Avec la fin du long week-end de la Pentecôte et le soleil qui continue de frapper, les plages du littoral médocain semblent prises d'assaut. En l'absence de surveillance adéquate, la situation devient préoccupante. Au Porge, un surfeur partage son expérience, luttant contre les courants dangereux, également connus sous le nom de baïnes.
Selon les autorités locales, la préfecture de Gironde a placé le département en vigilance jaune canicule, avec des températures atteignant des sommets. Cette chaleur a conduit des milliers de personnes vers les plages, renforçant les besoins en sécurité, surtout en cette période où deux noyades tragiques ont eu lieu à Lacanau et au Cap-Ferret. Une femme de 56 ans d'origine allemande et un homme de 63 ans sont malheureusement décédés pendant ce week-end, mettant en lumière une réalité douloureuse pour les baigneurs.

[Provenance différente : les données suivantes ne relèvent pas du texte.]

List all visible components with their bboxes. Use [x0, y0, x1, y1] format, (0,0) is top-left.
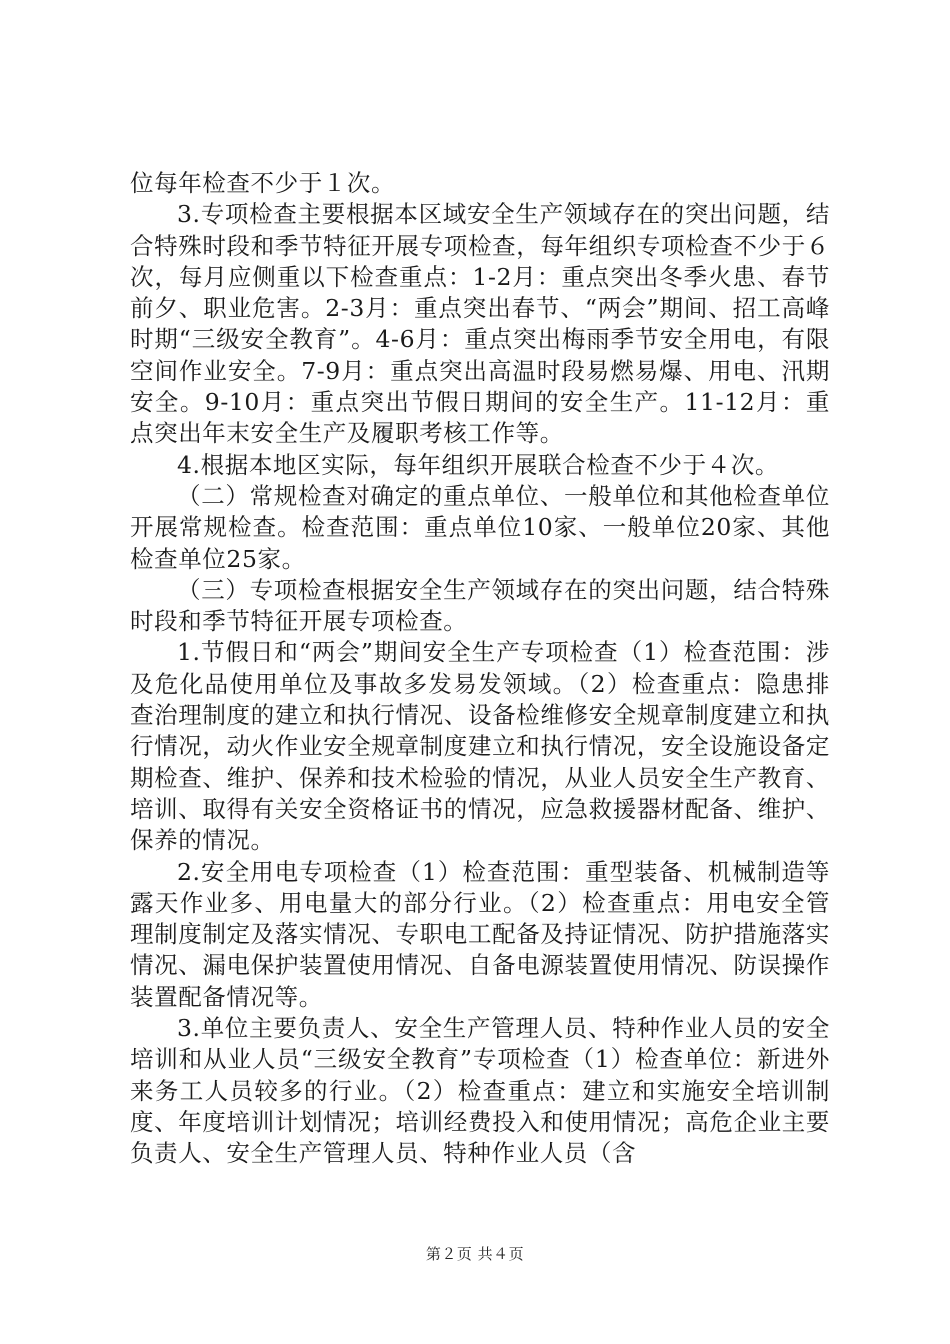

"Les pompiers ont effectué un nombre important d'interventions ce dimanche, sauvant près de quinze personnes. Nous avons eu de la chance de ne pas enregistrer de victimes ici," déclare Jean Lajzerowicz, premier adjoint de la mairie du Porge, soulignant le besoin urgent d'une surveillance sur les plages. "Il y a souvent 10 000 personnes sur le sable. Avec le réchauffement climatique, la sécurité sur les plages devrait être repensée, surtout pendant les vagues de chaleur de printemps," ajoute-t-il.
Manoua, un jeune moniteur de surf de 21 ans, raconte son expérience incroyable : "En trois jours, j'ai sauvé 18 personnes. À chaque marée descendante, il y a des baigneurs qui se retrouvent piégés par la baïne. C'est surprenant de constater qu'il n'y ait pas de surveillance et de prévention, surtout quand il fait aussi chaud," souligne-t-il avec une frustration palpable. Ce phénomène de marée crée des situations dangereuses, et beaucoup ignorent les risques associés.
Face à cette situation, la mairie a activé sa réserve communale pour sensibiliser les baigneurs à l'entrée de la plage. "Nous distribuons des flyers et donnons des explications sur les baïnes," déclare Lajzerowicz. Cependant, il admet que les ressources de la petite commune sont limitées : "Le Porge est un endroit modeste, et nous manquons des moyens pour équiper nos postes de surveillance dès le printemps. Une aide financière de la métropole serait la bienvenue," conclut-il.
Cette situation souligne l'importance de la sécurité sur des plages souvent non surveillées. Alors que le soleil continue d'attirer les foules, le dialogue entre les autorités et les sauveteurs locaux pourrait bien être la clé pour éviter d'autres tragédies cet été.